General DNA methylation patterns and environmentally-induced differential methylation in the eastern oyster (Crassostrea virginica)
Epigenetic modification, specifically DNA methylation, is one possible mechanism for transgenerational plasticity. Before inheritance of methylation patterns can be characterized we need a better understanding of how environmental change modifies the parental epigenome. Specifically, methylation patterns should be understood in reproductive tissue. We examined the effect of ocean acidification on Eastern oyster (Crassostrea virginica) reproductive tissue.
This repository is associated with this manuscript on bioRXiv.
- Differentially methylated loci (DML)
- Figures
- Figure 1: Frequency distribution of methylation ratios for CpG loci in C. virginica gonad tissue DNA subjected to MBD enrichment. A total of 4,304,257 CpGs with at least 5x coverage summed across all ten samples were characterized. Loci were considered methylated if they were at least 50% methylated, sparsely methylated loci were 10-50% methylated, and unmethylated loci were 0-10% methylated (code here).
- Figure 2: Proportion of CpG loci within genomic features. All CpGs are every dinucleotide in the C. virginica genome. Methylated CpGs refers to a dinucleotide with a methylation level of at least 50%. (code here).
- Figure 3: Heatmap of DML in C. virginica reproductive tissue. Samples in control pCO2 conditions are represented by grey, and samples in elevated pCO2 conditions are represented by a black bar. Loci with higher percent methylation are represented by darker colors. A logistic regression identified 598 DML, defined as individual CpG dinucleotide with at least a 50% methylation change between treatment and control groups, and a q-value < 0.01 based on correction for false discovery rate with the SLIM method. The density of DML at each percent methylation value is represented in the heatmap legend (code here).
- Figure 4: Principal Components Analysis of a) all CpG loci with 5x coverage across samples and b) DML. Methylation status of individual CpG loci explained 29.2% of variation between samples when considering all CpG loci. Methylation status of DML explained 57.1% of sample variation (code here).

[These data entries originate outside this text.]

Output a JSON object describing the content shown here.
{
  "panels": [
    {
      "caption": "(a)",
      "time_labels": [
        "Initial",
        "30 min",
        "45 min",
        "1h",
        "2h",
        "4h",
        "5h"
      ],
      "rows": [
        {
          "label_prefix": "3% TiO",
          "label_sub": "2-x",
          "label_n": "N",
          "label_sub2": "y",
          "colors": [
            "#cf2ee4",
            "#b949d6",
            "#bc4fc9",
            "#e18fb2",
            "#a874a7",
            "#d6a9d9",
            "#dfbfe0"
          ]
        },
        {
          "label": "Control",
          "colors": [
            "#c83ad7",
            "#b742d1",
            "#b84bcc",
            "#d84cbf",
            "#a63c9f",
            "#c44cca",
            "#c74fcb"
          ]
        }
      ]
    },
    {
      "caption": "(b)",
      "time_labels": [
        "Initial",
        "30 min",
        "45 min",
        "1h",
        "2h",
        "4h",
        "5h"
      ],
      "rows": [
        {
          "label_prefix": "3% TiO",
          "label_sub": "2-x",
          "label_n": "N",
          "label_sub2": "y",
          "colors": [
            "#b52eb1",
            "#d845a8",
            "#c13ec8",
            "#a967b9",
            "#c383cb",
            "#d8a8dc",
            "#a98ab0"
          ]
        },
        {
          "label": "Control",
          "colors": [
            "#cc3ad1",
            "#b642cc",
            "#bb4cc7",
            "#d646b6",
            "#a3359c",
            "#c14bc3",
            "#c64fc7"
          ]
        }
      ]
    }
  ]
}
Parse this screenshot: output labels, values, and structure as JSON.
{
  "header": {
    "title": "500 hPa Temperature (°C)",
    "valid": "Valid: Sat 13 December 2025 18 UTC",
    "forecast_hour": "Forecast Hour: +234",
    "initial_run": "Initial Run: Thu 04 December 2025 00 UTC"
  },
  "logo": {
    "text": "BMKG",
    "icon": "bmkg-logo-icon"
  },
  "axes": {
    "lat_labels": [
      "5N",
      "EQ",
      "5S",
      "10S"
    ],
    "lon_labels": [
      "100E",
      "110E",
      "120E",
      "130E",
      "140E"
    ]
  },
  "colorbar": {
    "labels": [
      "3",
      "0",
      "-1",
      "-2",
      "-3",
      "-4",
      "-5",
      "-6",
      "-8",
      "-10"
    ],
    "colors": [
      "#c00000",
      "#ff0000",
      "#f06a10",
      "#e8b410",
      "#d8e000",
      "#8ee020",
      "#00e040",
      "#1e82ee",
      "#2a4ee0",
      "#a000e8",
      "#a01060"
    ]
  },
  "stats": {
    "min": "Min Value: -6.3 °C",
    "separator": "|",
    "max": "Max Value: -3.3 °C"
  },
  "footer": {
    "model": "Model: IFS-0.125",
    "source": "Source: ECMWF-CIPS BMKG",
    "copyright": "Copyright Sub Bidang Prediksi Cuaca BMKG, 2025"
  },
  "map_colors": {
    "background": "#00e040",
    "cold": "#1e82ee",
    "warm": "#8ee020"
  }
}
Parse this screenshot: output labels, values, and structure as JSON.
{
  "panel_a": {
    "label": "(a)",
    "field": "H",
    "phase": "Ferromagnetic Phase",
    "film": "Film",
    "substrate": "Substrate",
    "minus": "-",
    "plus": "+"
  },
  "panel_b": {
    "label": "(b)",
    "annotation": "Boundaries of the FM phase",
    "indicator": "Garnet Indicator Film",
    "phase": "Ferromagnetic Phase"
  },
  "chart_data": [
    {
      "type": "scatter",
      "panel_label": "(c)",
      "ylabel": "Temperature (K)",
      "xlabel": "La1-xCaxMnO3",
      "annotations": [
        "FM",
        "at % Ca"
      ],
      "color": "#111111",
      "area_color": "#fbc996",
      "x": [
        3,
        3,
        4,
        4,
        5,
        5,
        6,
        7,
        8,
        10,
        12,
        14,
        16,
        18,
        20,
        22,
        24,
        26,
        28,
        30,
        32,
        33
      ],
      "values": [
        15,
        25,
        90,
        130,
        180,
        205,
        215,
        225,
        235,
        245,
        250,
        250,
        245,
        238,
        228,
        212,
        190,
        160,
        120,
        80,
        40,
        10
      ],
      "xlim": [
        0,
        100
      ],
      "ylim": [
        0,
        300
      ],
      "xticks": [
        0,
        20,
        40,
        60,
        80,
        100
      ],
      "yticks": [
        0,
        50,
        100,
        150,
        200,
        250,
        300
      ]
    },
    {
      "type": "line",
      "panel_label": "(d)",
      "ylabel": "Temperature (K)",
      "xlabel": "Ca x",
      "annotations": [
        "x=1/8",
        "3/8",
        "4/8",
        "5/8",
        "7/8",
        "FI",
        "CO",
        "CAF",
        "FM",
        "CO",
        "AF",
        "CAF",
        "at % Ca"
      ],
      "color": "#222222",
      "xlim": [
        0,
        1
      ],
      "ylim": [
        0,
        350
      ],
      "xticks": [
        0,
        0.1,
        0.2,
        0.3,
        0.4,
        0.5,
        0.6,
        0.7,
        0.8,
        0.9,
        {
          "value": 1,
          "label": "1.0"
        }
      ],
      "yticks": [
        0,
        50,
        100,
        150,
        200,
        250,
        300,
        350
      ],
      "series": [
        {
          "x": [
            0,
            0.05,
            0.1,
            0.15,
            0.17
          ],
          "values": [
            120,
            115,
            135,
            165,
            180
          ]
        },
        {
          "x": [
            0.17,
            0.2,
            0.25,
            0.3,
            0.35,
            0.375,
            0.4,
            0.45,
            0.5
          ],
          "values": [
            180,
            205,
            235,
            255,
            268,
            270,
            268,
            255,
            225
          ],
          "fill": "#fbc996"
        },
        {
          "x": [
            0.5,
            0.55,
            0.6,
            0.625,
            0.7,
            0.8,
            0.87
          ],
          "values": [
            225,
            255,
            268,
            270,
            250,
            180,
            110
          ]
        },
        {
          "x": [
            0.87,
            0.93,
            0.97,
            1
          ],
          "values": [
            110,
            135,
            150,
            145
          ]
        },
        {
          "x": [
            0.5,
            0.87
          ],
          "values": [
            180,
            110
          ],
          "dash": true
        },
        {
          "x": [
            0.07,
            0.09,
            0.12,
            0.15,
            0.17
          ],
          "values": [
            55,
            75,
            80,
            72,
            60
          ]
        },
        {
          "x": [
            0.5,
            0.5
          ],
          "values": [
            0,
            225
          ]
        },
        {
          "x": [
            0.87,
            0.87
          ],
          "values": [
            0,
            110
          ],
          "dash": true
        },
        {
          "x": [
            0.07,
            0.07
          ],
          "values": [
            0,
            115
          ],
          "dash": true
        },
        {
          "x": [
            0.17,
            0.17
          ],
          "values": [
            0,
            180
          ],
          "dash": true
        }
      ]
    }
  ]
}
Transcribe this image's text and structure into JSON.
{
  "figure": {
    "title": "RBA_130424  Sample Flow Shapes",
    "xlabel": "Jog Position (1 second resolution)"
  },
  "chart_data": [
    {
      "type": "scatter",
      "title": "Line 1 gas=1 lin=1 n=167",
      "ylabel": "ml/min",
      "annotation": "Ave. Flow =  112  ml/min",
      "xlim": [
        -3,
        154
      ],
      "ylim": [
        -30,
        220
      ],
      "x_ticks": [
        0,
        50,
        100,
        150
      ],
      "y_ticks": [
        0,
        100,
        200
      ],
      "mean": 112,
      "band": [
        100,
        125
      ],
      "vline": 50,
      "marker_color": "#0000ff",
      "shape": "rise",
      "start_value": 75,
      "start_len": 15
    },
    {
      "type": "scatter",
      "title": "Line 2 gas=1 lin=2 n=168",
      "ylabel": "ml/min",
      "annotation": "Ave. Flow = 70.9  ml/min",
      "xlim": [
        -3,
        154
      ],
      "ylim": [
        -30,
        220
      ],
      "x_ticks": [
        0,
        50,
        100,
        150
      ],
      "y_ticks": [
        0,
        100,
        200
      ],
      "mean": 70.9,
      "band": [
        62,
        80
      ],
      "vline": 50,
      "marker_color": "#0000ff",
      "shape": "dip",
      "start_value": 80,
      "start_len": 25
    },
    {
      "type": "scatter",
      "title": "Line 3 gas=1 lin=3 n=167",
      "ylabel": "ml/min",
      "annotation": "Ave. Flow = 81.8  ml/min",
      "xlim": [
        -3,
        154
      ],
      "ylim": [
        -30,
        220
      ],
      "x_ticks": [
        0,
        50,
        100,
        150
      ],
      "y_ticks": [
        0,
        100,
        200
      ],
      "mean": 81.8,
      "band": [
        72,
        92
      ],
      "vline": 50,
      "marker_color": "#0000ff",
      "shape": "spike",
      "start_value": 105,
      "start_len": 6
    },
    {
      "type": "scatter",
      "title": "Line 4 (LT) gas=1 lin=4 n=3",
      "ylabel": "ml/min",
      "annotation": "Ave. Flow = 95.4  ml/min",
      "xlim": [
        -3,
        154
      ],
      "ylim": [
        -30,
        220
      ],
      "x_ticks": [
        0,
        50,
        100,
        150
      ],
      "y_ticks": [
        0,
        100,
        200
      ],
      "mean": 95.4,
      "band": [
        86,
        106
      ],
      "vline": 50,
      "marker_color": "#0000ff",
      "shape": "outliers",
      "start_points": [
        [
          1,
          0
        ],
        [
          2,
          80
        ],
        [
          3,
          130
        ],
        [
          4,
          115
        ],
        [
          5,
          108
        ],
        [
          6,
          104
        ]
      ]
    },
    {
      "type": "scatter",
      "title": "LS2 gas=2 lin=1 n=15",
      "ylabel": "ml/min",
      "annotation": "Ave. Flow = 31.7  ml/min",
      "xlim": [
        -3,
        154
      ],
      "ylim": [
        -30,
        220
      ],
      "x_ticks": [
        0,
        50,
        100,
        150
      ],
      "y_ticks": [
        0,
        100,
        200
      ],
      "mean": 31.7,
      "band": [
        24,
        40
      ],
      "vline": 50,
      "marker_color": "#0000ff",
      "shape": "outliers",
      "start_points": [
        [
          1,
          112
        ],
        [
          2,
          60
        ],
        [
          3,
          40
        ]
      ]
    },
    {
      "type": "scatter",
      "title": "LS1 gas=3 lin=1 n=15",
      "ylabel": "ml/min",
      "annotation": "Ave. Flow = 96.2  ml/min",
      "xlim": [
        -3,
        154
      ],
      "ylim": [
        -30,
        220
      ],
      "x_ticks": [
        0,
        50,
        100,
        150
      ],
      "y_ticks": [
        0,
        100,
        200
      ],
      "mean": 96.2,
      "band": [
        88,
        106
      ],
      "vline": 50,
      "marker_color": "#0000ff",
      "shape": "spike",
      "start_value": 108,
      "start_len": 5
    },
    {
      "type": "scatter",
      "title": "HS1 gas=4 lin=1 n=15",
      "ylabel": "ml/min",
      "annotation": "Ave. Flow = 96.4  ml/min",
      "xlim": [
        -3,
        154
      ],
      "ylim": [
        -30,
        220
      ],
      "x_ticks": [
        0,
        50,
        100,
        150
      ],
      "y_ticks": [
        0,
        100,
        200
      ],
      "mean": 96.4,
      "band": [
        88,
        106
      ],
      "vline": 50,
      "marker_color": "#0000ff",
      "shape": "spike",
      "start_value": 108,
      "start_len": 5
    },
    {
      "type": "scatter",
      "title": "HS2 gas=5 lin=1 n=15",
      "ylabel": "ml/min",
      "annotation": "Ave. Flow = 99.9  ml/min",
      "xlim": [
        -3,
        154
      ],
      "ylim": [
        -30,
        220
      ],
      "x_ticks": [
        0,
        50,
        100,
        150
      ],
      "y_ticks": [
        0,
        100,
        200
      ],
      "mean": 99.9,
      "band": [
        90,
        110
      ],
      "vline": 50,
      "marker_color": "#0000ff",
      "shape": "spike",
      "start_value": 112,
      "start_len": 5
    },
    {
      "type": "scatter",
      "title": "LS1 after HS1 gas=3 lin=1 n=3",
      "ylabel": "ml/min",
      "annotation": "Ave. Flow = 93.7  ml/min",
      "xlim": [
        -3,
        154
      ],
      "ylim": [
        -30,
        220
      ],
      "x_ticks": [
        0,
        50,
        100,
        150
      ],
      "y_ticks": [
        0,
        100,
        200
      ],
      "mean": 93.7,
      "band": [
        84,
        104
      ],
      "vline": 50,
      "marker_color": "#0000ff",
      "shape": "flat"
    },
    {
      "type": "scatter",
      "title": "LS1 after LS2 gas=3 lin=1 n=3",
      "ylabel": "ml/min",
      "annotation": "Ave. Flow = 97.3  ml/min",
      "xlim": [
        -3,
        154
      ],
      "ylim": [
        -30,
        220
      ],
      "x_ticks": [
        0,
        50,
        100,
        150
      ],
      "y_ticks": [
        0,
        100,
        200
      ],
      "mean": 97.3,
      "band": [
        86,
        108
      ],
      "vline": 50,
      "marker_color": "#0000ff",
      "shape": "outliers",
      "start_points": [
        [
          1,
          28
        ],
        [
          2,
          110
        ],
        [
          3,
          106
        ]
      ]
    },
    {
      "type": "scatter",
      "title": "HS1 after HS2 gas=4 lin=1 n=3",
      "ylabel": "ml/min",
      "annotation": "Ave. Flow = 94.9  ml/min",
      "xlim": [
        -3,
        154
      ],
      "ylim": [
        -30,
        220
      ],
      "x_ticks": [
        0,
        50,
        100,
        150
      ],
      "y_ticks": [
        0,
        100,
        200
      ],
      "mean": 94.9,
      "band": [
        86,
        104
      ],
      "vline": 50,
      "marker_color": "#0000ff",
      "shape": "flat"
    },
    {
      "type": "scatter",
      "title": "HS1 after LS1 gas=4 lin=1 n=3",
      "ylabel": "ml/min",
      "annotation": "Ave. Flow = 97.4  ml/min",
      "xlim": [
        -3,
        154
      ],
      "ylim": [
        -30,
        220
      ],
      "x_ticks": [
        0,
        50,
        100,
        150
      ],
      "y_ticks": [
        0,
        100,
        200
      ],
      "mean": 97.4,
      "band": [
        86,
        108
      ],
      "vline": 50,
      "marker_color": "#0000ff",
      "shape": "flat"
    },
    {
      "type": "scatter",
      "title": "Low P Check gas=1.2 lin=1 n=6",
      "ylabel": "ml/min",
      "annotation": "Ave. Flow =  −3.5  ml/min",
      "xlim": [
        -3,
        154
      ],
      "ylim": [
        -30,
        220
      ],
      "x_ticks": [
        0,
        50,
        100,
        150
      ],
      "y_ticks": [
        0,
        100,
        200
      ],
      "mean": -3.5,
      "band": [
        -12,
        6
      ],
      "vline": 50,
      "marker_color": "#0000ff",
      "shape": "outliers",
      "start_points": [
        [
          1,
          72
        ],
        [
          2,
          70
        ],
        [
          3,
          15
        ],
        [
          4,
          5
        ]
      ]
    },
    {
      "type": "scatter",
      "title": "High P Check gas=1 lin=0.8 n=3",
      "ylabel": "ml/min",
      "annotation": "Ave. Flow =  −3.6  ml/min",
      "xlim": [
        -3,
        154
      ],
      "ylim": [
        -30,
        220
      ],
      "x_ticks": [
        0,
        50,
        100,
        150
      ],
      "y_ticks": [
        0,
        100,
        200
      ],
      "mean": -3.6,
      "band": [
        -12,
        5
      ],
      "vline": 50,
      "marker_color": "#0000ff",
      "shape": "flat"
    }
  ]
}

- Figure 5: Distribution of DML among chromosomes and genes. (a) Number of DML normalized by number of CpG in each chromosome (bars) and number of genes (line) in each C. virginica chromosome. (b) Number of genes with various numbers of DML per gene (1-5). Most genes that contained DML only had 1 DML. (c) Proportion of hypermethylated, hypomethylated DML in genes with various numbers of DML per gene (1-5). Mixed refers to a classificaiton of a gene that has both hypermethylated and hypomethylated DML (code here).
- Figure 6: Proportion CpG loci within putative promoters, untranslated regions (UTR), exons, introns, transposable elements, and intergenic regions for MBD-enriched CpGs and differentially methylated loci (DML). The distribution of DML in C. virginica gonad tissue in response to ocean acidification differed from distribution of MBD-enriched loci with 5x coverage across control and treatment samples (Contingency test; χ2 = 401.09, df = 6, P-value < 2.2e-16). (code here).
- Figure 7: Distribution of hyper- and hypomethylated DML along a hypothetical gene. The scaled position of a DML within a gene was calculated by dividing the base pair position of the DML by gene length. Counts of hypermethylated DML are plotted above the x-axis, and hypomethylated DML counts are below the x-axis (code here).
- Figure 8: Biological processes represented by all genes used in enrichment background (% Genes) and those with DML (% Genes with DML). Gene ontology categories with similar functions are represented by the same color. Genes may be involved in multiple biological processes. No gene ontologies were significantly enriched (code here).
In-depth file descriptions can be found in the README.md for each subdirectory.
- data: Raw data used for project analyses, as well as links to data files.
- code: Bash scripts, R Markdown files, and Jupyter notebooks used to analyze data.
- genome-feature-tracks: Genome feature tracks used for analyses.
- analyses: Output from multiple analyses. Each analysis will be in its own subdirectory.